Not a question of how many coffees are acceptable before lunch, but an astronomical conundrum with consequences for your cup.
It starts with gravity. Perhaps you remember that Newton came up with a set of equations describing the laws of gravity. You may even remember the essence of those equations, that the force between two masses is proportional to their product and inversely proportional to the square of the distance between them. If we wanted to phrase it mathematically, the force, F, is given by:
F = GMm/(r x r)
Where G is a constant and r the distance between the masses M and m.
Which is all very well, but suppose we have three masses, or four? M, m and M’, m” for example. If we happened to drop an apple (mass = m) between the moon (mass = M*) and the Earth (mass = M), how exactly, and where exactly, would it fall? How do we add an extra mass into the equation?
It is one of those problems that can seem far removed from your coffee cup, but in fact, the connection is quite close.
NASA, ESA, M. Robberto ( Space Telescope Science Institute/ESA) and the Hubble Space Telescope Orion Treasury Project Team
But although you may not often drop an apple somewhere between the Earth and the Moon, the question became relevant recently when astronomers observed a dusty disc, the sort of environment that is capable of planet formation, surrounding a three star system. The stars are found in the constellation Orion, which is visible in the evening at this time of year (autumn/winter) from the Northern Hemisphere.

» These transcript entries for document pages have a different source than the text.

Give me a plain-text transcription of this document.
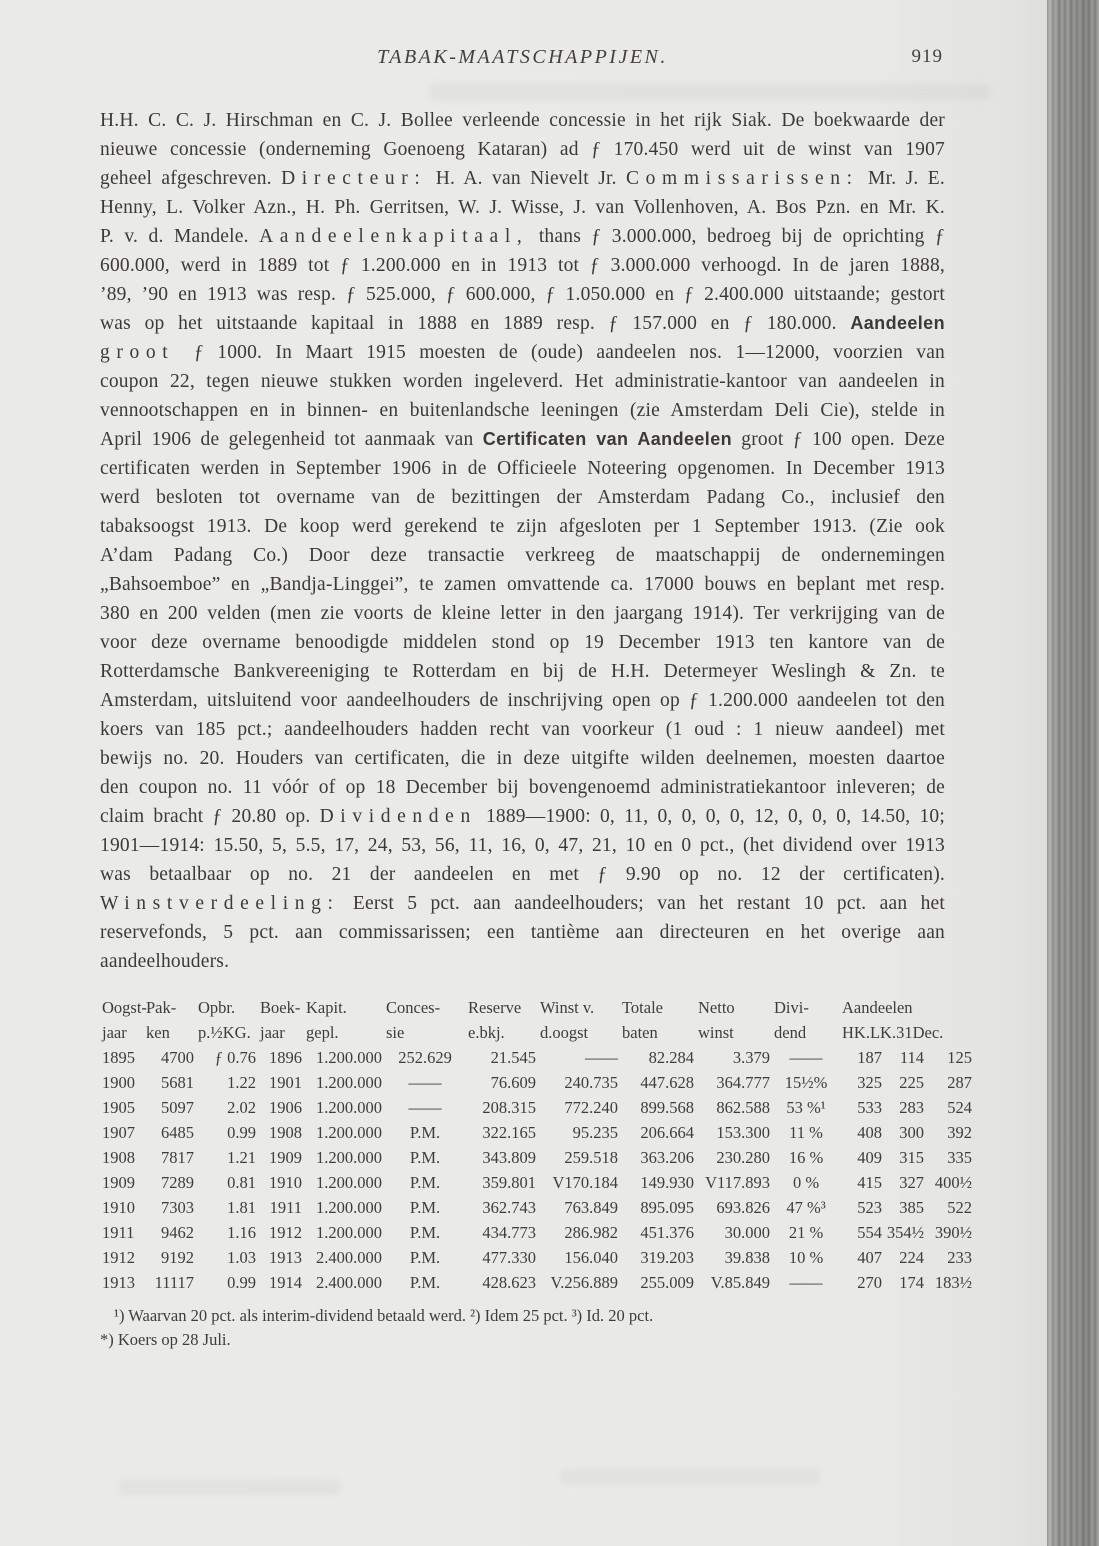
TABAK-MAATSCHAPPIJEN.	919

H.H. C. C. J. Hirschman en C. J. Bollee verleende concessie in het rijk Siak. De boekwaarde der nieuwe concessie (onderneming Goenoeng Kataran) ad ƒ 170.450 werd uit de winst van 1907 geheel afgeschreven. Directeur: H. A. van Nievelt Jr. Commissarissen: Mr. J. E. Henny, L. Volker Azn., H. Ph. Gerritsen, W. J. Wisse, J. van Vollenhoven, A. Bos Pzn. en Mr. K. P. v. d. Mandele. Aandeelenkapitaal, thans ƒ 3.000.000, bedroeg bij de oprichting ƒ 600.000, werd in 1889 tot ƒ 1.200.000 en in 1913 tot ƒ 3.000.000 verhoogd. In de jaren 1888, ’89, ’90 en 1913 was resp. ƒ 525.000, ƒ 600.000, ƒ 1.050.000 en ƒ 2.400.000 uitstaande; gestort was op het uitstaande kapitaal in 1888 en 1889 resp. ƒ 157.000 en ƒ 180.000. Aandeelen groot ƒ 1000. In Maart 1915 moesten de (oude) aandeelen nos. 1—12000, voorzien van coupon 22, tegen nieuwe stukken worden ingeleverd. Het administratie-kantoor van aandeelen in vennootschappen en in binnen- en buitenlandsche leeningen (zie Amsterdam Deli Cie), stelde in April 1906 de gelegenheid tot aanmaak van Certificaten van Aandeelen groot ƒ 100 open. Deze certificaten werden in September 1906 in de Officieele Noteering opgenomen. In December 1913 werd besloten tot overname van de bezittingen der Amsterdam Padang Co., inclusief den tabaksoogst 1913. De koop werd gerekend te zijn afgesloten per 1 September 1913. (Zie ook A’dam Padang Co.) Door deze transactie verkreeg de maatschappij de ondernemingen „Bahsoemboe” en „Bandja-Linggei”, te zamen omvattende ca. 17000 bouws en beplant met resp. 380 en 200 velden (men zie voorts de kleine letter in den jaargang 1914). Ter verkrijging van de voor deze overname benoodigde middelen stond op 19 December 1913 ten kantore van de Rotterdamsche Bankvereeniging te Rotterdam en bij de H.H. Determeyer Weslingh & Zn. te Amsterdam, uitsluitend voor aandeelhouders de inschrijving open op ƒ 1.200.000 aandeelen tot den koers van 185 pct.; aandeelhouders hadden recht van voorkeur (1 oud : 1 nieuw aandeel) met bewijs no. 20. Houders van certificaten, die in deze uitgifte wilden deelnemen, moesten daartoe den coupon no. 11 vóór of op 18 December bij bovengenoemd administratiekantoor inleveren; de claim bracht ƒ 20.80 op. Dividenden 1889—1900: 0, 11, 0, 0, 0, 0, 12, 0, 0, 0, 14.50, 10; 1901—1914: 15.50, 5, 5.5, 17, 24, 53, 56, 11, 16, 0, 47, 21, 10 en 0 pct., (het dividend over 1913 was betaalbaar op no. 21 der aandeelen en met ƒ 9.90 op no. 12 der certificaten). Winstverdeeling: Eerst 5 pct. aan aandeelhouders; van het restant 10 pct. aan het reservefonds, 5 pct. aan commissarissen; een tantième aan directeuren en het overige aan aandeelhouders.

Oogst-	Pak-	Opbr.	Boek-	Kapit.	Conces-	Reserve	Winst v.	Totale	Netto	Divi-	Aandeelen		
jaar	ken	p.½KG.	jaar	gepl.	sie	e.bkj.	d.oogst	baten	winst	dend	HK.LK.31Dec.		
1895	4700	ƒ 0.76	1896	1.200.000	252.629	21.545	——	82.284	3.379	——	187	114	125
1900	5681	1.22	1901	1.200.000	——	76.609	240.735	447.628	364.777	15½%	325	225	287
1905	5097	2.02	1906	1.200.000	——	208.315	772.240	899.568	862.588	53 %¹	533	283	524
1907	6485	0.99	1908	1.200.000	P.M.	322.165	95.235	206.664	153.300	11 %	408	300	392
1908	7817	1.21	1909	1.200.000	P.M.	343.809	259.518	363.206	230.280	16 %	409	315	335
1909	7289	0.81	1910	1.200.000	P.M.	359.801	V170.184	149.930	V117.893	0 %	415	327	400½
1910	7303	1.81	1911	1.200.000	P.M.	362.743	763.849	895.095	693.826	47 %³	523	385	522
1911	9462	1.16	1912	1.200.000	P.M.	434.773	286.982	451.376	30.000	21 %	554	354½	390½
1912	9192	1.03	1913	2.400.000	P.M.	477.330	156.040	319.203	39.838	10 %	407	224	233
1913	11117	0.99	1914	2.400.000	P.M.	428.623	V.256.889	255.009	V.85.849	——	270	174	183½
¹) Waarvan 20 pct. als interim-dividend betaald werd. ²) Idem 25 pct. ³) Id. 20 pct.
*) Koers op 28 Juli.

Although these dusty discs are thought to be a host to planetary formation, astronomers have yet to observe any planets actually forming out of the dust. It is thought that in some cases, the gravitational perturbations caused by multiple stars at the heart of the dust clouds could lead to the formation of planets. And so the system in Orion, with three stars in the centre of the dust cloud was perfect to observe the effect of the three stars on the integrity of the disc. Over 11 years, the astronomers recorded the system and then included modelling into understanding how the planetary disc was breaking up. But of course, to do this, they would have needed to understand how the gravitational force is affected by having 3 or more interacting masses.
To solve the problem requires mathematical functions known as a “Bessel functions”. These functions were first described by the astronomer Friedrich Wilhelm Bessel in 1817 who used them for exactly this sort of problem. But they don’t just apply to describing the gravity between three or more objects. They can be used amongst other things to understand heat transfer, to model the microwave fields in a microwave oven and to understand vibrations on your coffee.
Because when you see a series of concentric circles on the surface of your coffee where the table underneath the cup is vibrating, or when you see more complex patterns as you drive a take away cup over a rough table surface, these patterns can be described using exactly the same Bessel functions as would have been used to model the star system in Orion.
And so there is a direct link between the maths describing the planetary formation in a star system visible in our night sky and the patterns of your coffee cup. But if you want to drink your coffee while gazing at Orion, you may want to stick to decaff, or wake before dawn.